Allein in den zwei Monaten zwischen dem 16. März 2025 und dem 16. Mai 2025 hat Microsoft auf der ganzen Welt mehr als 394.000 mit Lumma infizierte Computer identifiziert. Lumma sei leicht zu verteilen, schwierig zu erkennen und könne gewisse Cybersicherheitsschranken umgehen, schreiben die Fachleute von Microsoft. Das mache die Malware so beliebt bei Kriminellen. Lumma sei Teil mehrerer Angriffe auf kritische Infrastruktur gewesen.

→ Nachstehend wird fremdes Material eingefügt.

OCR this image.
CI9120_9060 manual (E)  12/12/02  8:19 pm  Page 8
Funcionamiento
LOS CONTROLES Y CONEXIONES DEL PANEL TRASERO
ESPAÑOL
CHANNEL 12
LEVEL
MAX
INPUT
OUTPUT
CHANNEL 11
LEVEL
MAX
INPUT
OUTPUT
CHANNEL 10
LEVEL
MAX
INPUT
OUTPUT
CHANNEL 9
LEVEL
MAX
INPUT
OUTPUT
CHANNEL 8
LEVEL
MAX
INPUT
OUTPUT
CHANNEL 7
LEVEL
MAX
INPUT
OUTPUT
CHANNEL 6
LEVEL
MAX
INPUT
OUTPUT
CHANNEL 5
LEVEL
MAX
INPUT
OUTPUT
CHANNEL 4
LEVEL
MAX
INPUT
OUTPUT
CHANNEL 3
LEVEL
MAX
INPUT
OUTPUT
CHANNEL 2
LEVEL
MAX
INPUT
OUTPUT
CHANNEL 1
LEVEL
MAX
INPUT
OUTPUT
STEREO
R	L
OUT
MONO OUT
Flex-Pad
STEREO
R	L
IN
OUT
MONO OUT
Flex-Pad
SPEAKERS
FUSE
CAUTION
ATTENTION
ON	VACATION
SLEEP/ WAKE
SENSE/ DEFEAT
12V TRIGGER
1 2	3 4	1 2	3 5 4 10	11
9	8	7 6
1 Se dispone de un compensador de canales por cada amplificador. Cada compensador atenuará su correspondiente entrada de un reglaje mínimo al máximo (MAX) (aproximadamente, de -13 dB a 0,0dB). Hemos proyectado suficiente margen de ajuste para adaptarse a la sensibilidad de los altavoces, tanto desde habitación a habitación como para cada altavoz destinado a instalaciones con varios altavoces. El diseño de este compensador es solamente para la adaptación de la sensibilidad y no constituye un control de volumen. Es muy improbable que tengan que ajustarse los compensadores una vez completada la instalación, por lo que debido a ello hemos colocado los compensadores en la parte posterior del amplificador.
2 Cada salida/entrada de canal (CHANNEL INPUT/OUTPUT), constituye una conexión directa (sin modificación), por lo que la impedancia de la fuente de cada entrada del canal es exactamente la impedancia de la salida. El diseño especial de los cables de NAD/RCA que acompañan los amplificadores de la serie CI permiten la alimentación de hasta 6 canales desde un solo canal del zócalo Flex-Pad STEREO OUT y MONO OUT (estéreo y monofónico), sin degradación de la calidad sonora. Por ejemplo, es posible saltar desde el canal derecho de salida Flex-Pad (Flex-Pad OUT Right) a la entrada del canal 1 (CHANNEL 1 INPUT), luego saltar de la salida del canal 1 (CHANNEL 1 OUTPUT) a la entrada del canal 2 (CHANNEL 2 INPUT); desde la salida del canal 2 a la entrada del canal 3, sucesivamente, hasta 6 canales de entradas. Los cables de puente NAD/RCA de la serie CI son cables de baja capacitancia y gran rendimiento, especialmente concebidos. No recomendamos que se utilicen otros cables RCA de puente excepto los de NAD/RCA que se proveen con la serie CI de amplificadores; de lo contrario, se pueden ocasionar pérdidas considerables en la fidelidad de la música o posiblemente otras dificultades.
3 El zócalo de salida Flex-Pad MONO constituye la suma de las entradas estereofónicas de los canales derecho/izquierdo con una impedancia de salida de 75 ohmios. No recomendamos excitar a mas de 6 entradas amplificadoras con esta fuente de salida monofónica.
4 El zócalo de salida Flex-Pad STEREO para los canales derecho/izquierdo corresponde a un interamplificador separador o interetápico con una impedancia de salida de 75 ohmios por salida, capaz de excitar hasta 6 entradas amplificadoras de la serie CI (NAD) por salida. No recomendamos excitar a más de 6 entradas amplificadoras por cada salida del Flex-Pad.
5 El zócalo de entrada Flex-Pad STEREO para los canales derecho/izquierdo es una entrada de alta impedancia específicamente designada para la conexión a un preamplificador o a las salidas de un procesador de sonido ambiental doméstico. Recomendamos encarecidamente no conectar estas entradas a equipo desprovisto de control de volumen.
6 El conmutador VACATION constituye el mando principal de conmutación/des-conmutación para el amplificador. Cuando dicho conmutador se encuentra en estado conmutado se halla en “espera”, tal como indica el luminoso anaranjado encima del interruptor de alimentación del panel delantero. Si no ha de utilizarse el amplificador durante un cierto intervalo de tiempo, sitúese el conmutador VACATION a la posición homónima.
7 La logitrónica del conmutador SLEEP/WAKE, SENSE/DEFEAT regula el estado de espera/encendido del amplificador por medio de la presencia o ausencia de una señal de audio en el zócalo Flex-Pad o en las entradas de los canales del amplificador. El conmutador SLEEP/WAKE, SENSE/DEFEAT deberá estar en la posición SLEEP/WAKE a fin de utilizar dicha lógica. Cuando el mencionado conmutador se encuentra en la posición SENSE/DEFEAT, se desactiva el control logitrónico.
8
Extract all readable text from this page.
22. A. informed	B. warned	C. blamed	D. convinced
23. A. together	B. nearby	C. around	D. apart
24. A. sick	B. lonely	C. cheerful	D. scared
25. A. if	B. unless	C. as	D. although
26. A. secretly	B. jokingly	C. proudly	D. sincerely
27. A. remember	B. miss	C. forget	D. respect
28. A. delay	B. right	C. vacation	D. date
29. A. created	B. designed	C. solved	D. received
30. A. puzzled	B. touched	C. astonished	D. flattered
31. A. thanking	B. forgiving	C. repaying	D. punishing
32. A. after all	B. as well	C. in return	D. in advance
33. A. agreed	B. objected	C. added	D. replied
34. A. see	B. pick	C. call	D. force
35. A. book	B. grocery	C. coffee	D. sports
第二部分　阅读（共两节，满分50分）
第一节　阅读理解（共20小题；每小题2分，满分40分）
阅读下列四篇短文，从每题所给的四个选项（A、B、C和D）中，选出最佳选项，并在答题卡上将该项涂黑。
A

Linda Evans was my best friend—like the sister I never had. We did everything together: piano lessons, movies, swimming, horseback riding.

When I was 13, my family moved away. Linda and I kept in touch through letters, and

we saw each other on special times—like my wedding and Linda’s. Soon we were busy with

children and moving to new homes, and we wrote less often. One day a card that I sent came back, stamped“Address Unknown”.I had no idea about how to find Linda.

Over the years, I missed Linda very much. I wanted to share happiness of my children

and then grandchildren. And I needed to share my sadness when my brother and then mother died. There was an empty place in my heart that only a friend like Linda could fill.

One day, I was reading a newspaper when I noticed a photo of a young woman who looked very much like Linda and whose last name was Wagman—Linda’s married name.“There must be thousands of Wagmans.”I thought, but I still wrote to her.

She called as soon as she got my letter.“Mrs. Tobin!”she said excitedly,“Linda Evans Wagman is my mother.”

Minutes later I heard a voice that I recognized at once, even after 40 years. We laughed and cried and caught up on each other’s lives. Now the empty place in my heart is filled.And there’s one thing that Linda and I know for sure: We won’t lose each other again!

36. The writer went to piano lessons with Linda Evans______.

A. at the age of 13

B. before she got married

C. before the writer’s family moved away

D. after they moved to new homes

Der Hauptentwickler der Schadsoftware arbeitet den Erkenntnissen verschiedener IT-Sicherheitsfachleute zufolge aus Russland und nennt sich im Netz „Shamel“. Seine „Dienstleistung“ vermarktet er unter anderem über Telegram und andere russischsprachige Chatforen. Dafür hat er sogar ein eigenes Logo entwickelt: ein weißer Vogel auf blauem Grund, der „Frieden, Leichtheit und Ruhe“ symbolisieren solle. „Mit uns Geld zu verdienen ist genau so einfach“ lautet der passende Slogan dazu. Nach eigenen Angaben hatte „Shamel“ im November 2023 um die 400 aktive „Kunden“.